“La Passion d’Entreprendre”

Interview avec notre membre Elizabeth Lillo Renner, experte en Gemmologie.

D'où est venu votre passion pour ce que vous faites ?

Je n'avais jamais pensé faire de la gemmologie, je ne connaissais ni même n'imaginais l’existence de cette discipline.

La vie m'a donné l'opportunité de croiser cette science nouvelle (encore très méconnue en 1980) en attendant dans les locaux du laboratoire de Gemmologie de Paris pour faire expertiser des bijoux qui m'avaient été confiés. Assise dans la salle d'attente, j'ai été interpellée par une affiche au mur (!) qui proposait une formation  de gemmologue ; c'est ainsi que l'idée m'est venue. Je suis repartie avec les certificats pour les pierres que j'avais présentées et les coordonnées d'inscription à l'Institut National de Gemmologie de Paris. Une nouvelle vie commençait alors !

La passion m'est venue immédiatement. Dès le début de mes études, j'ai éprouvé énormément de plaisir à découvrir et identifier les pierres ; je me délecte encore aujourd’hui à découvrir dans chaque gemme un monde différent. Elles me surprennent et m'enchantent, et cela depuis le début ; parfois aussi elles me déçoivent ! 

La passion est-elle un atout ou un handicap en affaires ?

La passion est un avantage quand on sait la partager avec les clients, les propriétaires de pierre et les acheteurs toujours séduits par la petite histoire, mais aussi un handicap ; car l'enthousiasme à l'achat et toujours mauvaise conseillère. 

Quels sont les principaux challenges auxquels vous avez du faire face ?

Mon plus gros challenge a été de me faire une place dans un monde qui n'était alors quasiment que masculin. J'ai eu le grand bonheur d'être sous la protection de quelques grands professionnels. Ils m'ont permis d'être acceptée dans un milieu dans lequel je n'avais pas les codes et encore pas assez de connaissances ;  là, le fait d'être une femme m'a servi ; on m'a d'abord protégée et on m’a donné les clefs du métier.

Un jour, j'ai été mandatée par une des très grandes maisons pour expertiser la collection d'une de leur cliente. Les bijoux étaient tous étalés sur une table, j'étais là depuis le matin, ma loupe collée à l'œil et j'avais vraiment beaucoup à faire lorsqu'une dame, très délicate et élégante, d'une autre époque, vient s'asseoir à ma table. Au bout de quelques minutes, elle me demande : « Pouvez-vous me dire quand arrive l'expert ? » Je pose ma loupe et très simplement, peut-être avec un pincement au cœur, je lui réponds : « C’est moi ! » C'est alors qu’elle s’exclame : « Mais que je suis heureuse que ce soit une femme, j'ai toujours imaginé qu'un expert était un homme, costume foncé, les manches de chemise élimées ! »

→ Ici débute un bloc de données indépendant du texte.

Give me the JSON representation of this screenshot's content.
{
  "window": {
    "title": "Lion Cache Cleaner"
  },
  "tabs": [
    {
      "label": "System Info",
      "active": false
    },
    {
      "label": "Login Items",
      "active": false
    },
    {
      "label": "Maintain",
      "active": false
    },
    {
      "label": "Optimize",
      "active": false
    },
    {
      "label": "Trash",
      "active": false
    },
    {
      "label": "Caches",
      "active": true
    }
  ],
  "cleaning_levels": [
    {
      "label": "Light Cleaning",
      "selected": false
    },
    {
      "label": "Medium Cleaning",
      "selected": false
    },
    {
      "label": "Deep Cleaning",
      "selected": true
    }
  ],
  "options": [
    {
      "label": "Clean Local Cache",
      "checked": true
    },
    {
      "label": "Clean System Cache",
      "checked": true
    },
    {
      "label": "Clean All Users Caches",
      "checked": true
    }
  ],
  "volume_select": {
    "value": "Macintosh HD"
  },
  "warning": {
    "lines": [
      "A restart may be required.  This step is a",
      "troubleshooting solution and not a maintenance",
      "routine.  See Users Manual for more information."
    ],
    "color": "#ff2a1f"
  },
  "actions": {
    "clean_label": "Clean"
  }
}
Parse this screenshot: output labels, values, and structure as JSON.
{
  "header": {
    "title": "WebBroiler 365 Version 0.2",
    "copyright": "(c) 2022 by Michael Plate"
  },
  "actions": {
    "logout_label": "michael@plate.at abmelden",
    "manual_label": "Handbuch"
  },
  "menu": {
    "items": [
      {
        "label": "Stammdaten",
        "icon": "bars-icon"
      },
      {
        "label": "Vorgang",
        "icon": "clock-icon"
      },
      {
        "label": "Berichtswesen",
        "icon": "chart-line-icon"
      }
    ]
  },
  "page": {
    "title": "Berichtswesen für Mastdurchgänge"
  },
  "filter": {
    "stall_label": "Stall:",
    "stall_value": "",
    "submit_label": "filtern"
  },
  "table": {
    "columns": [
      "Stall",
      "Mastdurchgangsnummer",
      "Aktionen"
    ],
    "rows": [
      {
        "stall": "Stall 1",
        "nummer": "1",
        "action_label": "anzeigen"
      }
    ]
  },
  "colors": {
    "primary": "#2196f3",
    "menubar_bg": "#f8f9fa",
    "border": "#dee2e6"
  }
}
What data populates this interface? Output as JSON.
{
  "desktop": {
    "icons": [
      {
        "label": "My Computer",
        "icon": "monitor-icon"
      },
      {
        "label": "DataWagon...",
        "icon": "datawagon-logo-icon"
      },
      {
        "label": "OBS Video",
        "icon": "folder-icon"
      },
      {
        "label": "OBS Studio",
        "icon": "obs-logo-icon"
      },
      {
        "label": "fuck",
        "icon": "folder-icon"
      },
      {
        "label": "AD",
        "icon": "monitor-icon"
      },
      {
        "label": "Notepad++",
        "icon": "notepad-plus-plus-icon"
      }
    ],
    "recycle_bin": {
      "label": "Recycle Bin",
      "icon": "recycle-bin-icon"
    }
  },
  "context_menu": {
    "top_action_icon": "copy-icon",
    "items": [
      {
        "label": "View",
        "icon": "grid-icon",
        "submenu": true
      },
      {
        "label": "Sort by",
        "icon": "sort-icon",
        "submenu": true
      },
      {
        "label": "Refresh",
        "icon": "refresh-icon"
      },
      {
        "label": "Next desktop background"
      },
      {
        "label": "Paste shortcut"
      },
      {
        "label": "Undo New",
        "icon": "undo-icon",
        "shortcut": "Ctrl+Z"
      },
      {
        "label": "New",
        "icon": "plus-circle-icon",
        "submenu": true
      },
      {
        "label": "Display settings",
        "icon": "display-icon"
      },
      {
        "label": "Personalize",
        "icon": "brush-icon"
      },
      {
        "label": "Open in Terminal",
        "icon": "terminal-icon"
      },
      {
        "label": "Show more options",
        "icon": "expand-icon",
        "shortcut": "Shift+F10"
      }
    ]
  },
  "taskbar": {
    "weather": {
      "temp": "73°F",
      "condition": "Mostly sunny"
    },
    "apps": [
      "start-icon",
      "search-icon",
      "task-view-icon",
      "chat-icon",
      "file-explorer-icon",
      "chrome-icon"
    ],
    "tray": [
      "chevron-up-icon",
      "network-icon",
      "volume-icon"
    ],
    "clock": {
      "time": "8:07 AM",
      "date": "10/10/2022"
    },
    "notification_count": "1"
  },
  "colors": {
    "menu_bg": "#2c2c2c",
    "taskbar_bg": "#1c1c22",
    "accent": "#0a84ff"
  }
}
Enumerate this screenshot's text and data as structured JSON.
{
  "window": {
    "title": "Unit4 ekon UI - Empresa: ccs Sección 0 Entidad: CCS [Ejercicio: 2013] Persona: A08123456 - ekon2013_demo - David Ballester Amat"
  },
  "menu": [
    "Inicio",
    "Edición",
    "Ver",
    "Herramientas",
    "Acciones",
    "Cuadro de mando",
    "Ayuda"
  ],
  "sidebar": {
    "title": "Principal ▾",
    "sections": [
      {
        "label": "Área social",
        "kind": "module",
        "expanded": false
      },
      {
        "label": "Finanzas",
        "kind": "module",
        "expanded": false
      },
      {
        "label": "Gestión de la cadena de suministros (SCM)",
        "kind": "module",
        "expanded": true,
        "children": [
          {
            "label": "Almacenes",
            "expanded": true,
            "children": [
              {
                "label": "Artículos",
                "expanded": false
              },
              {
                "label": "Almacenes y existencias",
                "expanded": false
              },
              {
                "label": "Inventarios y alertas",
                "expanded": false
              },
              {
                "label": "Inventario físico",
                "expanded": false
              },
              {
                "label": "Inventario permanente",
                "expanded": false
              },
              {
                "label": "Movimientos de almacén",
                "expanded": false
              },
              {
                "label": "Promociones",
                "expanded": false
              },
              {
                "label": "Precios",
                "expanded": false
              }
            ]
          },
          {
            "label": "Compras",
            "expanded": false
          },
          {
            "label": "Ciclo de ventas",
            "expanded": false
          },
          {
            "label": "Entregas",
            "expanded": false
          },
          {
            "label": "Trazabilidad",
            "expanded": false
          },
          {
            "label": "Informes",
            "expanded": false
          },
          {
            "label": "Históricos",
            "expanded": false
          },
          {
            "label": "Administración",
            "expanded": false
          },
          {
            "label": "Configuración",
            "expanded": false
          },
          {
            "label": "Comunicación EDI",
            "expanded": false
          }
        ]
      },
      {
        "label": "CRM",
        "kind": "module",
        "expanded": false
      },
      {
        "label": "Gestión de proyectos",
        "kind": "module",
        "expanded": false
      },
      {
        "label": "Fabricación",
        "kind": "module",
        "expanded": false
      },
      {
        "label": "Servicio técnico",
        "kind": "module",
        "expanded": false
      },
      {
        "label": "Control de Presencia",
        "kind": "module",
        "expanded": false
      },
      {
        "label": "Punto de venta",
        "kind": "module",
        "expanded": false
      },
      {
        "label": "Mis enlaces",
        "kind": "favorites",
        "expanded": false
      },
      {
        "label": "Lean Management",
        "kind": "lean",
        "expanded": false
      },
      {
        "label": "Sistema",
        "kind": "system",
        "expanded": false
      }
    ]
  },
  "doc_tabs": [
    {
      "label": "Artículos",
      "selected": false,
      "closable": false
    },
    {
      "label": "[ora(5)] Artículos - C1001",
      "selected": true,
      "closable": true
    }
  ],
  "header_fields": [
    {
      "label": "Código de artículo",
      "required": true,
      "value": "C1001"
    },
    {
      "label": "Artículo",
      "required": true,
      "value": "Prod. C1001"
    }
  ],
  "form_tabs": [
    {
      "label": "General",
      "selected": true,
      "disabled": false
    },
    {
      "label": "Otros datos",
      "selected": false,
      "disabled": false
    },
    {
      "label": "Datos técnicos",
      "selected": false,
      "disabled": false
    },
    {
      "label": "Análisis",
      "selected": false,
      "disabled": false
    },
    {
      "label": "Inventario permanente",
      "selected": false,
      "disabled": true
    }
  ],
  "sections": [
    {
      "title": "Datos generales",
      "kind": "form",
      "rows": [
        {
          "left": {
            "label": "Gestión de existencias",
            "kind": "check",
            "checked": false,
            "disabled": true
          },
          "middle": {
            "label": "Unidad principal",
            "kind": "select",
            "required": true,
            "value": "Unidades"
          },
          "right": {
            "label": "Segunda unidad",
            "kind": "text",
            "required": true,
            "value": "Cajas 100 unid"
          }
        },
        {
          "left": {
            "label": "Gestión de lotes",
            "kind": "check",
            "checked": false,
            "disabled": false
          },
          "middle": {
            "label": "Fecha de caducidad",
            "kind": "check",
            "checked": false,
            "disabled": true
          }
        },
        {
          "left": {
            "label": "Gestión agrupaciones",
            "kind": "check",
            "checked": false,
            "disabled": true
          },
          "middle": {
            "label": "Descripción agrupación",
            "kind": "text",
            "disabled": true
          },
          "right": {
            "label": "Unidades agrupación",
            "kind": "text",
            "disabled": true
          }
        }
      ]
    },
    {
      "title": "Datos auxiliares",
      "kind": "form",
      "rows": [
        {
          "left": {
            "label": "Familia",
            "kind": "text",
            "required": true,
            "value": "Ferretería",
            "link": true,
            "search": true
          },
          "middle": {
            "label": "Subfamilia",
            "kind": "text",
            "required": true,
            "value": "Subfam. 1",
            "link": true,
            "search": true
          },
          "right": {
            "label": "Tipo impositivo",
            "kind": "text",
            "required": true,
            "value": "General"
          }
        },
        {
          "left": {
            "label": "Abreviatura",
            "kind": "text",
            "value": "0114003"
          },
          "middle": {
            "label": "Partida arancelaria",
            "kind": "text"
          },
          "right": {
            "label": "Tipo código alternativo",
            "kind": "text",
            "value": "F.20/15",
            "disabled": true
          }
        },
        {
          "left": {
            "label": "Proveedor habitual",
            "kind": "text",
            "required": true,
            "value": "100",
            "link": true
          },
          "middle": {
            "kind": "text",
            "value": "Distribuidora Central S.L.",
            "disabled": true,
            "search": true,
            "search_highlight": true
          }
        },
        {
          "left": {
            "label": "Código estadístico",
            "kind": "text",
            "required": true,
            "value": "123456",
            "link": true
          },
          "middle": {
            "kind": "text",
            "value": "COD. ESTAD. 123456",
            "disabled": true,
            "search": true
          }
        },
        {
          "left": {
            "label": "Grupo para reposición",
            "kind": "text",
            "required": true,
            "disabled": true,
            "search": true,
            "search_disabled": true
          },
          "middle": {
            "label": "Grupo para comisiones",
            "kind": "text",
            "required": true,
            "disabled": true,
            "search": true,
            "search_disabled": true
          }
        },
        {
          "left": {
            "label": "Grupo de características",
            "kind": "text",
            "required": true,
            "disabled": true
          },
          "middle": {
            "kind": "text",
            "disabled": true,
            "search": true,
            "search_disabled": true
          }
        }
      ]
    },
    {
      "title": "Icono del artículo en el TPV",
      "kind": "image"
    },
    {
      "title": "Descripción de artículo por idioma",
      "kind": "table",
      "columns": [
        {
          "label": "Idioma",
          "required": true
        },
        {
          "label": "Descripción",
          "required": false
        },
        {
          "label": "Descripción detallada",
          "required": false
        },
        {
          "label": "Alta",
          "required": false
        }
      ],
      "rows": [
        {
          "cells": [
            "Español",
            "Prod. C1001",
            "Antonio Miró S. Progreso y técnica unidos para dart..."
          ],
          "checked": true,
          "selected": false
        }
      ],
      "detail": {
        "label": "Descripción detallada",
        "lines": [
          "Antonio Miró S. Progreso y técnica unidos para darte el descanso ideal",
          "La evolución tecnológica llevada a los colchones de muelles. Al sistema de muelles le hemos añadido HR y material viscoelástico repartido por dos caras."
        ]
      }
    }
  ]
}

Cette dame si délicate m'a donnée à jamais le plaisir d'être une femme heureuse dans son métier.

Vous me demandez de vous parler d'un « challenge » ; je n'ai que l'embarras du choix mais l’un d'entre eux m'a demandé beaucoup d'ingéniosité tant la demande était insolite et la réalisation difficile, car hors de tout code ; il y a à peine cinq ans, un couple d'un âge très avancé me demande de réaliser le premier bijou que le monsieur avait offert à sa jeune fiancée ; nous parlons de plus de 70 ans de vie commune ! Ils me décrivent tous deux « leur » bague, faite de pierres brutes récupérées. Je ne vous cache pas que le premier dessin était très loin de leur souvenir, il me fallut de nombreuses esquisses pour arriver au bijou final qui a redonné de la jeunesse à leurs souvenirs. Ils étaient très heureux ! et moi si fière.

Ce n'est pas le bijou le plus « fou » que j'ai eu la joie de faire, mais c'est la plus jolie histoire. Ceci confirme que le bijou est essentiel pour marquer d'une pierre les moments importants de la vie, de l'enfance à l'âge adulte.